Auf dem Platz stand dafür Bernhard Neumeier. Der Defensivspezialist wird im Februar 18 Jahre alt und soll nun regelmäßig bei der ersten Mannschaft mittrainieren. „Ich kann mir vorstellen, dass er seine Spielzeiten in der Ersten bekommt, er soll aber auch noch in der A-Jugend spielen“, meint Coach Haußner. Nicht am Training teilnehmen konnte Manuel Wastl, dem der Arzt wegen Fersenproblemen noch zwei Wochen Schonung verordnete.



Während die erste Mannschaft am Montagabend auf dem Platz schwitzte, taten dies die Funktionäre des BSC und des SV Seligenporten am Verhandlungstisch – eine Routineübung zwischen den beiden Klubs. BSC-Abteilungsleiter Franz Blank, der gleichzeitig 3. Vorsitzender des Hauptvereins ist, wollte seinen Stürmer Stephan König nicht ohne Ablöse im Winter zum BOL-Konkurrenten ziehen lassen (wir berichteten).

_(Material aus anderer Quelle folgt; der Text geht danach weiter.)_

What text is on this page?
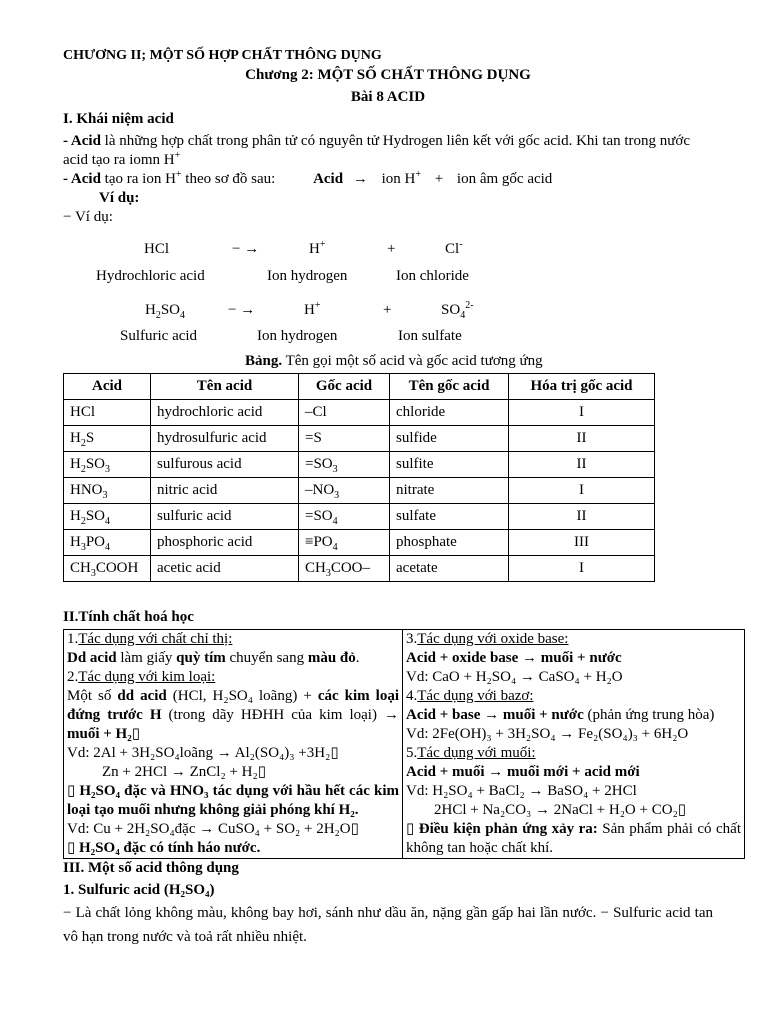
CHƯƠNG II; MỘT SỐ HỢP CHẤT THÔNG DỤNG
Chương 2: MỘT SỐ CHẤT THÔNG DỤNG
Bài 8 ACID
I. Khái niệm acid

- Acid là những hợp chất trong phân tử có nguyên tử Hydrogen liên kết với gốc acid. Khi tan trong nước acid tạo ra iomn H+

- Acid tạo ra ion H+ theo sơ đồ sau:	Acid → ion H+ + ion âm gốc acid
Ví dụ:
− Ví dụ:
HCl	− →	H+	+	Cl-
Hydrochloric acid	Ion hydrogen	Ion chloride
$H_2SO_4$	− →	H+	+	$SO_4^{2-}$
Sulfuric acid	Ion hydrogen	Ion sulfate
Bảng. Tên gọi một số acid và gốc acid tương ứng
Acid	Tên acid	Gốc acid	Tên gốc acid	Hóa trị gốc acid
HCl	hydrochloric acid	–Cl	chloride	I
$H_2S$	hydrosulfuric acid	=S	sulfide	II
$H_2SO_3$	sulfurous acid	$=SO_3$	sulfite	II
$HNO_3$	nitric acid	$-NO_3$	nitrate	I
$H_2SO_4$	sulfuric acid	$=SO_4$	sulfate	II
$H_3PO_4$	phosphoric acid	$\equiv PO_4$	phosphate	III
$CH_3COOH$	acetic acid	$CH_3COO-$	acetate	I
II.Tính chất hoá học

1.Tác dụng với chất chỉ thị:

Dd acid làm giấy quỳ tím chuyển sang màu đỏ.

2.Tác dụng với kim loại:

Một số dd acid (HCl, H₂SO₄ loãng) + các kim loại đứng trước H (trong dãy HĐHH của kim loại) → muối + H₂▯

Vd: 2Al + 3H₂SO₄loãng → Al₂(SO₄)₃ +3H₂▯

Zn + 2HCl → ZnCl₂ + H₂▯

▯ H₂SO₄ đặc và HNO₃ tác dụng với hầu hết các kim loại tạo muối nhưng không giải phóng khí H₂.

Vd: Cu + 2H₂SO₄đặc → CuSO₄ + SO₂ + 2H₂O▯

▯ H₂SO₄ đặc có tính háo nước.

3.Tác dụng với oxide base:

Acid + oxide base → muối + nước

Vd: CaO + H₂SO₄ → CaSO₄ + H₂O

4.Tác dụng với bazơ:

Acid + base → muối + nước (phản ứng trung hòa)

Vd: 2Fe(OH)₃ + 3H₂SO₄ → Fe₂(SO₄)₃ + 6H₂O

5.Tác dụng với muối:

Acid + muối → muối mới + acid mới

Vd: H₂SO₄ + BaCl₂ → BaSO₄ + 2HCl

2HCl + Na₂CO₃ → 2NaCl + H₂O + CO₂▯

▯ Điều kiện phản ứng xảy ra: Sản phẩm phải có chất không tan hoặc chất khí.

III. Một số acid thông dụng
1. Sulfuric acid (H₂SO₄)

− Là chất lỏng không màu, không bay hơi, sánh như dầu ăn, nặng gần gấp hai lần nước. − Sulfuric acid tan vô hạn trong nước và toả rất nhiều nhiệt.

Die Tabellensituation ist pikant: Woffenbach steht auf dem ersten Abstiegsplatz, Rang 13, mit 15 Punkten, einen Rang davor, mit sieben Punkten mehr, steht der SV Seligenporten II. Seit Donnerstagabend ist nun klar: Stephan König wird für die kleinen Klosterer spielen. Franz Blank berichtete den Neumarkter Nachrichten: „Über die Ablöse haben wir Stillschweigen vereinbart.“ Der 23-jährige König war erst vor drei Jahren zum BSC gestoßen, und Blank findet: „Er ist kein Schlechter. Doch wir haben viele junge, talentierte Spieler. Es ist nur schade, dass er jetzt in der Winterpause geht.“

Für Trainer Dominik Haußner, der auch DFB-Stützpunkttrainer in Solnhofen ist, sind Personalien zweitrangig. „Ich konzentriere mich auf die Rückrunde – und da ist noch alles drin für uns, warum nicht die Relegation?“ Dafür müsste der BSC auf den Rängen 7 bis 12 landen, 13 bis 16 steigen direkt ab. Der 33-Jährige rechnet damit, dass ihm 25 bis 28 Punkte in den zwölf Partien reichen.

Das nächste Punktspiel des BSC I ist am 4. März beim FV Wendelstein, die Testspiele sind alle auswärts. Die zweite Mannschaft unter Trainer Josef Kollmann-Harmel steigt am Montag, 6. Februar, um 19 Uhr ins Training ein.